Adoptive transfer of tumor-primed, in vitro-activated, CD4(+) T effector cells (T(E)s) combined with CD8(+) T(E)s provides intraturnoral T-E proliferation and synergistic antitumor response

The importance of CD4(+) Th1 cells during the effector phase of the antitumor response has been overshadowed by emphasis on CD8(+) cytotoxic T lymphocytes (CTLs). To determine their respective functions, we purified antigen-primed T cells from tumor-draining lymph nodes and separately activated CD4+ and CD8(+) subsets in vitro. Adoptive transfer of CD4(+) T effector cells (TES) combined with CD8(+) TES provided synergistic therapy for mice bearing subcutaneous, intracranial, or advanced pulmonary metastases. CD4+ TES augmented IFN-gamma production by CD8(+) TES when cells were stimulated by tumor digest-containing antigen-presenting cells (APCs). CD4(+) TES infiltrated and proliferated extensively in pulmonary tumors, while also stimulating tumor antigen-specific CD8(+) T cells.

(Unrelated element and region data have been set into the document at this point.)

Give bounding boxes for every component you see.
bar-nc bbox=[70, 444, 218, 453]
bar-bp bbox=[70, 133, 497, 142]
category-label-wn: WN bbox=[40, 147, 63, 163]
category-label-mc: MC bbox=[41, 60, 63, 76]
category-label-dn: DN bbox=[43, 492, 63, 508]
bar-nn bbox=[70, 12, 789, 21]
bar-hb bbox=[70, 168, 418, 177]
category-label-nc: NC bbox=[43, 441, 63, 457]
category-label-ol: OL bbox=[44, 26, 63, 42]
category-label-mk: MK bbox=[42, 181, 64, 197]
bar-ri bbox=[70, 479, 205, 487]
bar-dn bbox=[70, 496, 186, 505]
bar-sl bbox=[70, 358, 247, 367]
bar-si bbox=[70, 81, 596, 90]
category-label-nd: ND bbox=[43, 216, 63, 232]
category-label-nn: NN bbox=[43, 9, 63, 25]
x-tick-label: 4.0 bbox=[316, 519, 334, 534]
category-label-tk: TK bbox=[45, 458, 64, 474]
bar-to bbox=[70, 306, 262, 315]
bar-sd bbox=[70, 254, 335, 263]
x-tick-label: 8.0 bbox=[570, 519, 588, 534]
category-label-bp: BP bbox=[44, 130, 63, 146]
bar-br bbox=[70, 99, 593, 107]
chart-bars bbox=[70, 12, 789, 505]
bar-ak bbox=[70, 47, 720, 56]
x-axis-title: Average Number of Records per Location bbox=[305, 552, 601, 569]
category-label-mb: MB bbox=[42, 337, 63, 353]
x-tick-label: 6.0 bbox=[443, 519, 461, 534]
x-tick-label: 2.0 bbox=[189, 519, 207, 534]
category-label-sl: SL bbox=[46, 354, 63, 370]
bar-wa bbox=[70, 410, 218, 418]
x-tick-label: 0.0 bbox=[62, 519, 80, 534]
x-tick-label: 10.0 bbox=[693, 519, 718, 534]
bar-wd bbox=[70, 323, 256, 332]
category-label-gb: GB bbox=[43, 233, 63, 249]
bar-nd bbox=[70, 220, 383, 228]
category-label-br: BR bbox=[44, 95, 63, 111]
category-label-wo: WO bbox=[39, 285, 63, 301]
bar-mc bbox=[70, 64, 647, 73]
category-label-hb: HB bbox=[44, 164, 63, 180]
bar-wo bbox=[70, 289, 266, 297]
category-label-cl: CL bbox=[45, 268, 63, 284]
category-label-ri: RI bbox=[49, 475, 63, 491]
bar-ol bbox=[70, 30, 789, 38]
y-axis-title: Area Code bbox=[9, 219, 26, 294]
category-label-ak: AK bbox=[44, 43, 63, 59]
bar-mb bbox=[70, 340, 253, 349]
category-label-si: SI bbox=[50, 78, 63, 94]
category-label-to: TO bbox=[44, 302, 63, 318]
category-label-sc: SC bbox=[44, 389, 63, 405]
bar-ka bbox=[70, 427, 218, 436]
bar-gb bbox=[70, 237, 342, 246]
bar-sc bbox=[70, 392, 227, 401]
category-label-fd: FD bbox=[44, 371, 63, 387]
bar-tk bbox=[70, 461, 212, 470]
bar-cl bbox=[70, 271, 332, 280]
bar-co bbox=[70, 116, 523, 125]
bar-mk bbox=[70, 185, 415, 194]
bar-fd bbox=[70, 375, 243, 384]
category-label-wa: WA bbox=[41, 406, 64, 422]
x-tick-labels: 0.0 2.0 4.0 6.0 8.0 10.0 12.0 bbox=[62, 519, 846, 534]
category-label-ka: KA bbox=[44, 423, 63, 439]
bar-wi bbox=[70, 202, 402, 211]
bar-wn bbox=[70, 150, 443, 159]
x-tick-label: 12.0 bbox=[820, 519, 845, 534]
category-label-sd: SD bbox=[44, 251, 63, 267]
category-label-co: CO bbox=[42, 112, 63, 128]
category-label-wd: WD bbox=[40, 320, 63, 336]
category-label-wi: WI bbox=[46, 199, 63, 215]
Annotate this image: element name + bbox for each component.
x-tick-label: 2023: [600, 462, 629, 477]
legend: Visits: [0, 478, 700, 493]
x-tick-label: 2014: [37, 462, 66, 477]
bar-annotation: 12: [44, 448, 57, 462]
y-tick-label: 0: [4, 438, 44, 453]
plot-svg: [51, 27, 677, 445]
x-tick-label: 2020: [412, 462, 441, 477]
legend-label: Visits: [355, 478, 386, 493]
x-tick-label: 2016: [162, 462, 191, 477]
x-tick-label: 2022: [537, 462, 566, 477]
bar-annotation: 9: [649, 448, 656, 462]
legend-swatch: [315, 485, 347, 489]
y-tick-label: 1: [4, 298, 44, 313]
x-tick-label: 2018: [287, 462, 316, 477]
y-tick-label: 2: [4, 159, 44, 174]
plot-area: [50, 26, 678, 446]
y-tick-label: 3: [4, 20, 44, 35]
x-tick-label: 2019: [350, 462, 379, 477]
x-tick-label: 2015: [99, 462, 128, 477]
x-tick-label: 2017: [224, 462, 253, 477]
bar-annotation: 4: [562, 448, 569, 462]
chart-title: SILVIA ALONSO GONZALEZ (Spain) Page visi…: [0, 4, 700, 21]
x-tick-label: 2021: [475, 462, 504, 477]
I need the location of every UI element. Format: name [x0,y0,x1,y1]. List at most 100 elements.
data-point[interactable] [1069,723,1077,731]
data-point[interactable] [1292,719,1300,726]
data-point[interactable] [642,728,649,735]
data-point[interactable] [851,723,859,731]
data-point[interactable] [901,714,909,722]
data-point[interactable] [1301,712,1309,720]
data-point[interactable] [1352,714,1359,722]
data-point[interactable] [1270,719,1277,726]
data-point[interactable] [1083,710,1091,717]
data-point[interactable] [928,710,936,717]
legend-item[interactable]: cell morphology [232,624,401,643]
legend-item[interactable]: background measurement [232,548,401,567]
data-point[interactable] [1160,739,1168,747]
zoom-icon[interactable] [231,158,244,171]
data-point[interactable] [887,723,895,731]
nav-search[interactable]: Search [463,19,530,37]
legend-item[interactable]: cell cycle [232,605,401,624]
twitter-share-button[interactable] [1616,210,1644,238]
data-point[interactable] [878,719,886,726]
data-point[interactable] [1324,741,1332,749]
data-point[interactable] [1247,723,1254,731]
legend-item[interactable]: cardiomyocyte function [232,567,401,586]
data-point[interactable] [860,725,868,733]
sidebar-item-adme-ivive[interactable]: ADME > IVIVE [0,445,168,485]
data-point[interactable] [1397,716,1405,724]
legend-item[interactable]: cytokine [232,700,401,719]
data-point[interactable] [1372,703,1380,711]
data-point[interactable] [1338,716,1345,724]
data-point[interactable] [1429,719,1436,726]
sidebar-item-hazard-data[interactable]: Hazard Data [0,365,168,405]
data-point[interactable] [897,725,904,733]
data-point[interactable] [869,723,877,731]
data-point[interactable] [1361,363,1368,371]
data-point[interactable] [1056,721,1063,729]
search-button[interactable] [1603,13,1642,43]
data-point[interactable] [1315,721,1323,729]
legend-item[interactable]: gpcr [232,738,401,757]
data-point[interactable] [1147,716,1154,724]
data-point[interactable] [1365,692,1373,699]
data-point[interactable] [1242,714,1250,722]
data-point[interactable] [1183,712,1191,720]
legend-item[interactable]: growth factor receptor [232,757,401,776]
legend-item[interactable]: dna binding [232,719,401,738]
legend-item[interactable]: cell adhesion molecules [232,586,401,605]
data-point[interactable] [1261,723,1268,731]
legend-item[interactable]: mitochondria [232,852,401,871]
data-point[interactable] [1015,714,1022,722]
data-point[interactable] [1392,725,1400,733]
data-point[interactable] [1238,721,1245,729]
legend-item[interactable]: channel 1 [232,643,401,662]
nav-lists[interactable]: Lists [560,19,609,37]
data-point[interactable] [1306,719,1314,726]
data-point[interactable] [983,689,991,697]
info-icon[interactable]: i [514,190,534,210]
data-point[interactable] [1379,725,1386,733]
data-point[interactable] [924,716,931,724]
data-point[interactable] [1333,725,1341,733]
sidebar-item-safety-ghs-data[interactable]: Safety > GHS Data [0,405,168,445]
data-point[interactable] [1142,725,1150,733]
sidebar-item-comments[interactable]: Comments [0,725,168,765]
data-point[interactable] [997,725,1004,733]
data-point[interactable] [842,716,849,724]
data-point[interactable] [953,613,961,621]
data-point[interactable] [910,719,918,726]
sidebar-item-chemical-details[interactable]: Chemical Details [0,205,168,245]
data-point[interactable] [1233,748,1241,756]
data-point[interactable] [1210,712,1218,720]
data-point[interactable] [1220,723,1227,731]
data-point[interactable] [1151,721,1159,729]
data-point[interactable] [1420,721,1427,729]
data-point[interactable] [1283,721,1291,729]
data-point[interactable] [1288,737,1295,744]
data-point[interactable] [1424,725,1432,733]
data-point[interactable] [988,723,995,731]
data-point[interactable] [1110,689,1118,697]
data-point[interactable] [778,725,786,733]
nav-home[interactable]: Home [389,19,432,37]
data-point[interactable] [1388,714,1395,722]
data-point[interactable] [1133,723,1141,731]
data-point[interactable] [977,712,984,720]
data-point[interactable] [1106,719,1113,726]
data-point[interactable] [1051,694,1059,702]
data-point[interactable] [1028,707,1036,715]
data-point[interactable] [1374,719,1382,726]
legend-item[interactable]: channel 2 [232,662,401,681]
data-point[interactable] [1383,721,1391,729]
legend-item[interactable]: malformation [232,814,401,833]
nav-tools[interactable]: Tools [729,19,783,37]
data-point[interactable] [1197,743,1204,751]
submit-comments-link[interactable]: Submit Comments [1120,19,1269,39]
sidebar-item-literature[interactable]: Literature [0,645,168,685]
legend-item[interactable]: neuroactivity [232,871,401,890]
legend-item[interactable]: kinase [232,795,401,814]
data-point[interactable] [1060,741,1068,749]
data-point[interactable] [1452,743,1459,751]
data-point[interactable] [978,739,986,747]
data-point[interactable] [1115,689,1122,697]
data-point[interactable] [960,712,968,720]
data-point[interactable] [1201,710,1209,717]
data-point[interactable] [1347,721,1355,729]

By contrast, CD8(+) TES showed minimal intratumoral proliferation in the absence of CD4+ cells or when systemically transferred CD4(+) cells were prevented from infiltrating pulmonary tumors by pretreatment with pertussis toxin. Irradiation of CD4+ T cells immediately prior to adoptive transfer abrogated their intratumoral proliferation and direct antitumor efficacy but did not block their capacity to stimulate intratumoral CD8+ T-E proliferation or tumor regression. These results highlight the importance of cross-presentation of tumor antigens during the effector phase of immunotherapy and suggest that approaches to stimulate CD4(+) TE function and boost APC cross-presentation within tumors will augment cancer immunotherapy.